In the interest of full disclosure, I recently accepted a position with Northrop Grumman who are the main subcontractor on the EADS team.

Thursday, May 08, 2008

Quick hitter

I just got this in my Inbox from CNN's Breaking News email service:

-- The leader of al Qaeda in Iraq has been arrested, an Iraqi Defense Ministry spokesman tells The Associated Press.
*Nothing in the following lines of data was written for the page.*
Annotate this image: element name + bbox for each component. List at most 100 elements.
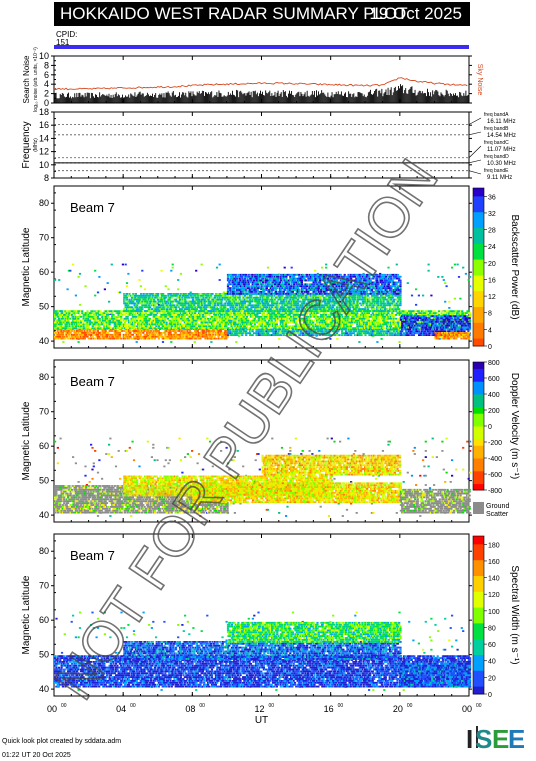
data-cell	[177, 328, 180, 330]
data-cell	[174, 328, 177, 330]
data-cell	[113, 327, 116, 330]
data-cell	[321, 325, 324, 328]
data-cell	[68, 330, 71, 332]
data-cell	[171, 296, 174, 299]
data-cell	[116, 335, 119, 338]
data-cell	[144, 314, 147, 316]
data-cell	[54, 314, 57, 316]
data-cell	[248, 312, 251, 314]
data-cell	[129, 335, 132, 338]
data-cell	[303, 323, 306, 326]
data-cell	[118, 332, 121, 334]
data-cell	[215, 308, 218, 310]
data-cell	[326, 327, 329, 330]
data-cell	[201, 308, 204, 310]
data-cell	[194, 312, 197, 314]
data-cell	[102, 337, 105, 340]
data-cell	[208, 333, 211, 336]
data-cell	[259, 334, 262, 336]
data-cell	[366, 312, 369, 314]
data-cell	[187, 333, 190, 336]
data-cell	[138, 296, 141, 299]
data-cell	[376, 315, 380, 318]
data-cell	[262, 321, 265, 324]
data-cell	[185, 310, 188, 313]
data-cell	[448, 314, 451, 316]
data-cell	[206, 306, 209, 309]
data-cell	[122, 333, 125, 336]
data-cell	[157, 327, 160, 330]
data-cell	[444, 314, 447, 316]
data-cell	[108, 310, 111, 313]
data-cell	[208, 319, 211, 322]
data-cell	[225, 323, 228, 326]
data-cell	[166, 333, 169, 336]
data-cell	[225, 330, 228, 332]
data-cell	[216, 328, 219, 330]
data-cell	[339, 325, 342, 328]
data-cell	[129, 312, 132, 314]
data-cell	[392, 321, 395, 324]
data-cell	[100, 319, 103, 322]
data-cell	[217, 332, 220, 334]
data-cell	[78, 327, 81, 330]
data-cell	[220, 337, 223, 340]
data-cell	[89, 314, 92, 316]
data-cell	[143, 335, 146, 338]
data-cell	[159, 315, 162, 318]
data-cell	[105, 315, 109, 318]
data-cell	[116, 312, 119, 314]
data-cell	[436, 323, 439, 326]
data-cell	[172, 315, 175, 318]
data-cell	[116, 319, 119, 322]
data-cell	[134, 314, 137, 316]
data-cell	[198, 328, 201, 330]
data-cell	[244, 314, 247, 316]
data-cell	[164, 302, 167, 305]
data-cell	[239, 330, 243, 333]
data-cell	[305, 312, 308, 314]
data-cell	[85, 319, 88, 322]
data-cell	[379, 312, 382, 314]
scatter-cell	[148, 297, 151, 300]
data-cell	[212, 337, 215, 340]
data-cell	[156, 327, 159, 330]
data-cell	[360, 332, 363, 335]
data-cell	[151, 308, 154, 310]
data-cell	[118, 323, 121, 326]
data-cell	[380, 312, 383, 314]
data-cell	[125, 304, 128, 307]
data-cell	[124, 335, 127, 338]
data-cell	[109, 319, 112, 322]
data-cell	[378, 327, 381, 330]
data-cell	[210, 293, 213, 295]
data-cell	[211, 304, 214, 307]
data-cell	[155, 319, 158, 322]
data-cell	[185, 319, 188, 322]
data-cell	[321, 319, 324, 322]
data-cell	[143, 330, 146, 332]
data-cell	[227, 323, 230, 326]
data-cell	[370, 315, 373, 318]
data-cell	[256, 332, 259, 335]
data-cell	[195, 298, 198, 301]
data-cell	[306, 319, 310, 322]
data-cell	[153, 328, 157, 330]
data-cell	[61, 321, 64, 324]
data-cell	[334, 330, 337, 333]
data-cell	[309, 321, 312, 324]
data-cell	[238, 315, 241, 318]
data-cell	[81, 327, 84, 330]
data-cell	[216, 302, 219, 305]
data-cell	[309, 334, 313, 336]
data-cell	[146, 325, 149, 328]
data-cell	[68, 312, 71, 314]
data-cell	[197, 294, 200, 297]
data-cell	[335, 330, 339, 333]
data-cell	[92, 317, 96, 320]
data-cell	[104, 337, 107, 340]
data-cell	[199, 312, 202, 314]
data-cell	[207, 312, 210, 314]
data-cell	[308, 328, 311, 331]
data-cell	[230, 314, 233, 316]
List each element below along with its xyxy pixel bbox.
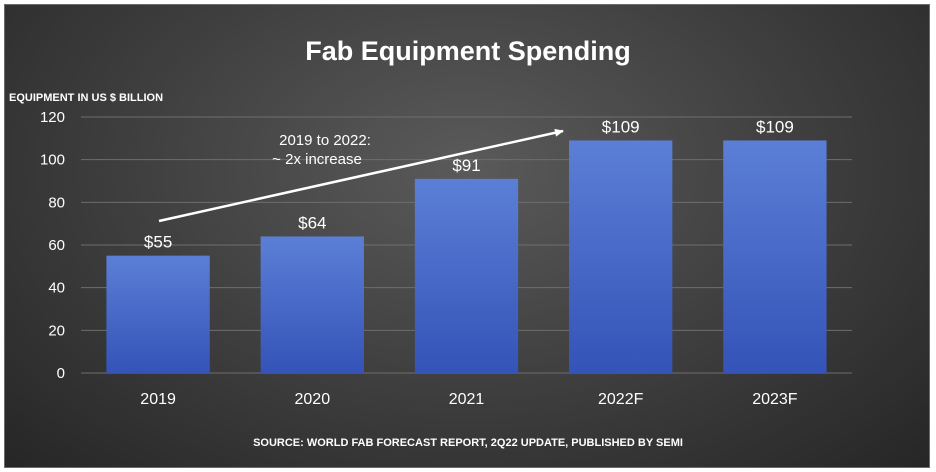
x-tick-label: 2020 — [295, 391, 331, 408]
bar — [723, 140, 827, 373]
y-tick-label: 20 — [48, 322, 65, 339]
data-label: $109 — [602, 117, 640, 136]
data-label: $91 — [452, 156, 480, 175]
data-label: $109 — [756, 117, 794, 136]
annotation-line-2: ~ 2x increase — [272, 151, 362, 168]
data-label: $64 — [298, 213, 326, 232]
bar — [106, 255, 210, 373]
bar-chart: Fab Equipment Spending EQUIPMENT IN US $… — [9, 36, 852, 449]
data-label: $55 — [144, 233, 172, 252]
x-tick-label: 2023F — [752, 391, 798, 408]
chart-title: Fab Equipment Spending — [305, 36, 631, 66]
bar — [569, 140, 673, 373]
bars — [106, 140, 827, 373]
bar — [414, 178, 519, 373]
source-note: SOURCE: WORLD FAB FORECAST REPORT, 2Q22 … — [253, 437, 683, 449]
trend-arrow — [158, 128, 564, 223]
x-tick-labels: 2019 2020 2021 2022F 2023F — [140, 391, 798, 408]
y-tick-label: 100 — [40, 152, 65, 169]
y-tick-label: 120 — [40, 109, 65, 126]
y-tick-label: 40 — [48, 280, 65, 297]
x-tick-label: 2019 — [140, 391, 176, 408]
data-labels: $55 $64 $91 $109 $109 — [144, 117, 794, 251]
bar — [260, 236, 364, 373]
chart-frame: Fab Equipment Spending EQUIPMENT IN US $… — [4, 4, 930, 468]
x-tick-label: 2022F — [598, 391, 644, 408]
x-tick-label: 2021 — [449, 391, 485, 408]
y-axis-label: EQUIPMENT IN US $ BILLION — [9, 92, 163, 104]
y-tick-label: 0 — [57, 365, 65, 382]
y-tick-label: 60 — [48, 237, 65, 254]
y-tick-labels: 0 20 40 60 80 100 120 — [40, 109, 65, 382]
annotation-line-1: 2019 to 2022: — [279, 132, 371, 149]
y-tick-label: 80 — [48, 194, 65, 211]
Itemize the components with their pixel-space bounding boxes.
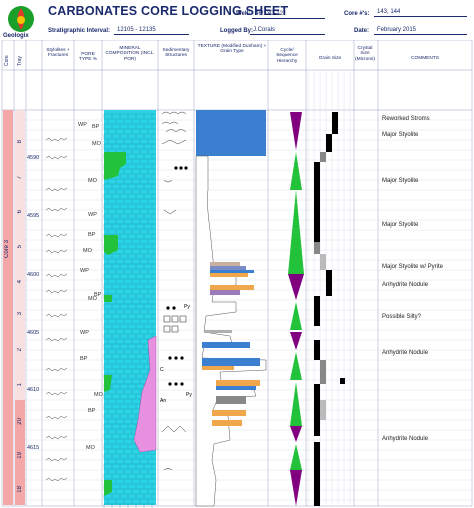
pore-type-code: MO: [94, 392, 103, 398]
tray-number: 19: [17, 452, 23, 459]
strat-label: Stratigraphic Interval:: [48, 28, 111, 34]
pore-type-code: WP: [80, 268, 89, 274]
pore-type-code: WP: [78, 122, 87, 128]
core-log-chart: [1, 40, 473, 508]
comment-text: Possible Silty?: [382, 314, 422, 320]
comment-text: Major Styolite: [382, 222, 419, 228]
tray-band: [15, 110, 25, 400]
geologix-logo-icon: [8, 6, 34, 32]
logged-by-value[interactable]: J.Corals: [250, 26, 325, 35]
logged-by-label: Logged By:: [220, 28, 253, 34]
tray-number: 6: [17, 210, 23, 214]
well-value[interactable]: 46/13D-12: [252, 10, 325, 19]
col-texture-header: TEXTURE (Modified Dunham) + Grain Type: [197, 44, 267, 55]
logo-label: Geologix: [3, 33, 29, 39]
dolomite-fill: [104, 152, 126, 496]
depth-label: 4605: [27, 330, 40, 336]
depth-label: 4610: [27, 387, 40, 393]
date-value[interactable]: February 2015: [374, 26, 467, 35]
tray-band-lower: [15, 400, 25, 505]
comment-text: Major Styolite: [382, 132, 419, 138]
tray-number: 20: [17, 418, 23, 425]
sed-symbol-c: C: [160, 367, 164, 373]
depth-label: 4590: [27, 155, 40, 161]
well-label: Well:: [236, 11, 251, 17]
col-cycle-header: Cycle/ Sequence Hierarchy: [276, 48, 298, 64]
tray-number: 2: [17, 348, 23, 352]
col-pore-header: PORE TYPE %: [78, 52, 98, 63]
stylolite-marks: [45, 137, 68, 482]
pore-type-code: MO: [86, 445, 95, 451]
tray-number: 3: [17, 312, 23, 316]
comment-text: Anhydrite Nodule: [382, 282, 429, 288]
depth-label: 4595: [27, 213, 40, 219]
sedimentary-dots: [166, 166, 188, 386]
comment-text: Major Styolite: [382, 178, 419, 184]
col-comments-header: COMMENTS: [411, 56, 439, 61]
pore-type-code: MO: [83, 248, 92, 254]
sed-symbol-py2: Py: [186, 392, 192, 398]
pore-type-code: BP: [80, 356, 88, 362]
sed-box-symbols: [163, 315, 187, 333]
page-title: CARBONATES CORE LOGGING SHEET: [48, 4, 289, 18]
comment-text: Major Styolite w/ Pyrite: [382, 264, 444, 270]
col-sedimentary-header: Sedimentary Structures: [162, 48, 190, 59]
tray-number: 5: [17, 245, 23, 249]
col-crystal-header: Crystal Size (Microns): [355, 46, 375, 62]
tray-number: 18: [17, 486, 23, 493]
depth-label: 4600: [27, 272, 40, 278]
comment-text: Anhydrite Nodule: [382, 436, 429, 442]
depth-label: 4615: [27, 445, 40, 451]
pore-type-code: BP: [94, 292, 102, 298]
pore-type-code: BP: [92, 124, 100, 130]
cycle-triangles: [288, 112, 304, 506]
sedimentary-marks: [161, 111, 187, 471]
pore-type-code: WP: [80, 330, 89, 336]
pore-type-code: MO: [92, 141, 101, 147]
core-no-label: Core #'s:: [344, 11, 370, 17]
anhydrite-fill: [133, 335, 157, 453]
tray-number: 7: [17, 176, 23, 180]
sed-symbol-an: An: [160, 398, 167, 404]
comment-text: Anhydrite Nodule: [382, 350, 429, 356]
pore-type-code: WP: [88, 212, 97, 218]
tray-number: 1: [17, 383, 23, 387]
pore-type-code: MO: [88, 296, 97, 302]
date-label: Date:: [354, 28, 370, 34]
tray-number: 4: [17, 280, 23, 284]
pore-type-code: BP: [88, 408, 96, 414]
core-no-value[interactable]: 143, 144: [374, 8, 467, 17]
strat-value[interactable]: 12105 - 12135: [114, 26, 189, 35]
col-mineral-header: MINERAL COMPOSITION (INCL. POR): [105, 46, 155, 62]
col-grain-size-header: Grain Size: [318, 56, 342, 61]
texture-profile: [195, 110, 267, 507]
comment-text: Reworked Stroms: [382, 116, 430, 122]
tray-number: 8: [17, 140, 23, 144]
sed-symbol-py: Py: [184, 304, 190, 310]
pore-type-code: BP: [88, 232, 96, 238]
grain-size-blocks: [314, 112, 345, 506]
pore-type-code: MO: [88, 178, 97, 184]
core-label: Core 3: [4, 240, 10, 259]
core-3-band: [3, 110, 13, 505]
col-stylolites-header: Stylolites + Fractures: [46, 48, 70, 59]
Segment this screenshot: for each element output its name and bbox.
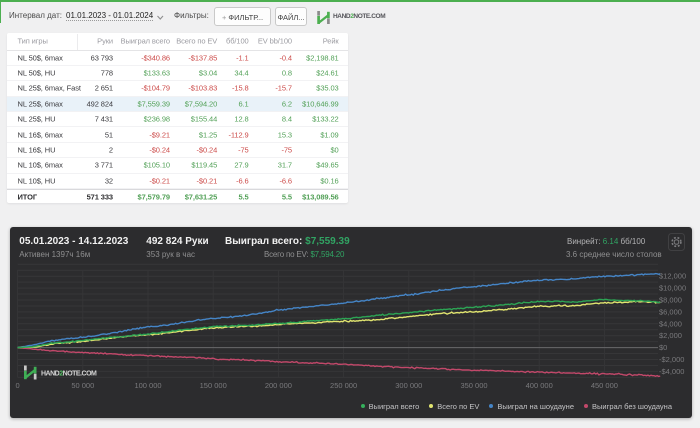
svg-text:$10,000: $10,000	[659, 284, 686, 293]
svg-text:450 000: 450 000	[591, 381, 618, 390]
svg-text:200 000: 200 000	[265, 381, 292, 390]
svg-text:0: 0	[16, 381, 20, 390]
svg-text:$0: $0	[659, 343, 667, 352]
svg-text:$12,000: $12,000	[659, 272, 686, 281]
svg-text:100 000: 100 000	[134, 381, 161, 390]
svg-text:-$4,000: -$4,000	[659, 367, 684, 376]
svg-text:$6,000: $6,000	[659, 307, 682, 316]
svg-text:50 000: 50 000	[71, 381, 94, 390]
svg-text:-$2,000: -$2,000	[659, 355, 684, 364]
svg-text:$2,000: $2,000	[659, 331, 682, 340]
svg-text:$4,000: $4,000	[659, 319, 682, 328]
svg-text:$8,000: $8,000	[659, 296, 682, 305]
svg-text:250 000: 250 000	[330, 381, 357, 390]
svg-text:HAND2NOTE.COM: HAND2NOTE.COM	[41, 371, 97, 378]
svg-text:400 000: 400 000	[526, 381, 553, 390]
svg-text:300 000: 300 000	[395, 381, 422, 390]
svg-text:150 000: 150 000	[200, 381, 227, 390]
svg-text:350 000: 350 000	[460, 381, 487, 390]
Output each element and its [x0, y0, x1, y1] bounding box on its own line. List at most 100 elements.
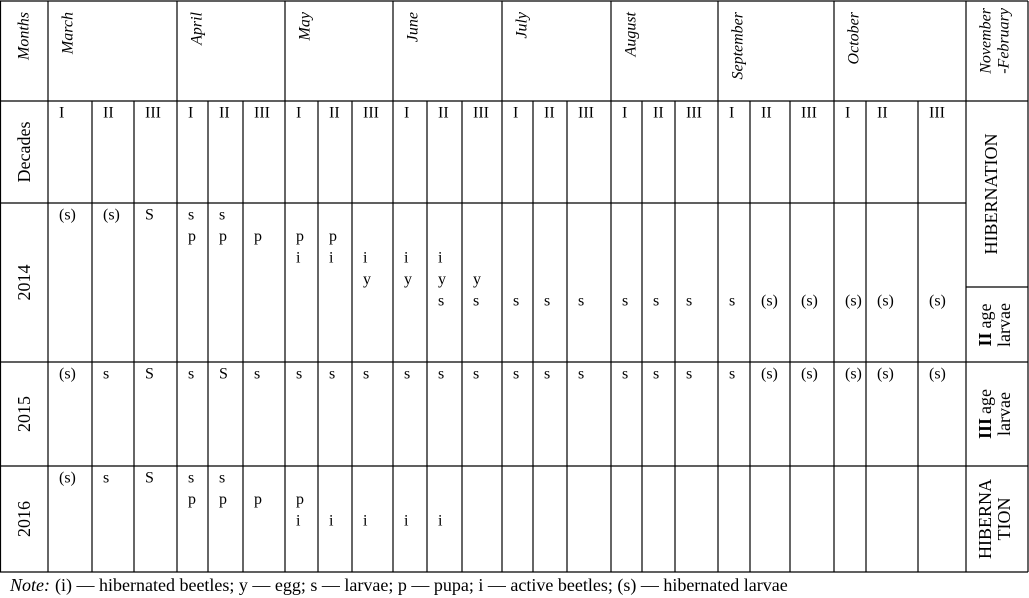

But, that can't be right. Al-Qaeda has nothing to do with Iraq. Wait, could this mean that The New York Times and most of the prominent Democrites are...wrong?

Nahhhh. Couldn't be.

Thursday, May 01, 2008

Time to take action

Today I wrote my Senators as well as President Bush regarding the case of Army Sgt. Evan Vela Carnahan. Below is the text of the email I sent to the White House. I urge everyone to do the same.

Dear Mr. President,

I recently learned of the case of Army Sgt. Evan Vela Carnahan. From my research on the internet, it appears that Sgt. Vela Carnahan was part of a five-man sniper team operating in dangerous territory in the Iskandariyah area of Iraq. A military-age Iraqi male and his son stumbled upon the team’s hide. They were detained and restrained. When it seemed that the senior Al-Janabi was trying to give away the team’s position, Sgt. Vela Carnahan’s commanding NCO, Staff Sgt. Hensley, ordered all of the team but Sgt. Vela Carnahan out of the hide. He then ordered Sgt. Vela Carnahan to kill Al-Janabi.

While SSgt. Hensley was acquitted of murder charges, Sgt. Vela Carnahan was convicted and sentenced to ten years in prison.

Mr. President, it seems inconceivable that, while his commanding NCO was acquitted of the same charge, Sgt. Vela Carnahan was convicted. I implore you to use the power of the presidential pardon in the case of Sgt. Vela Carnahan.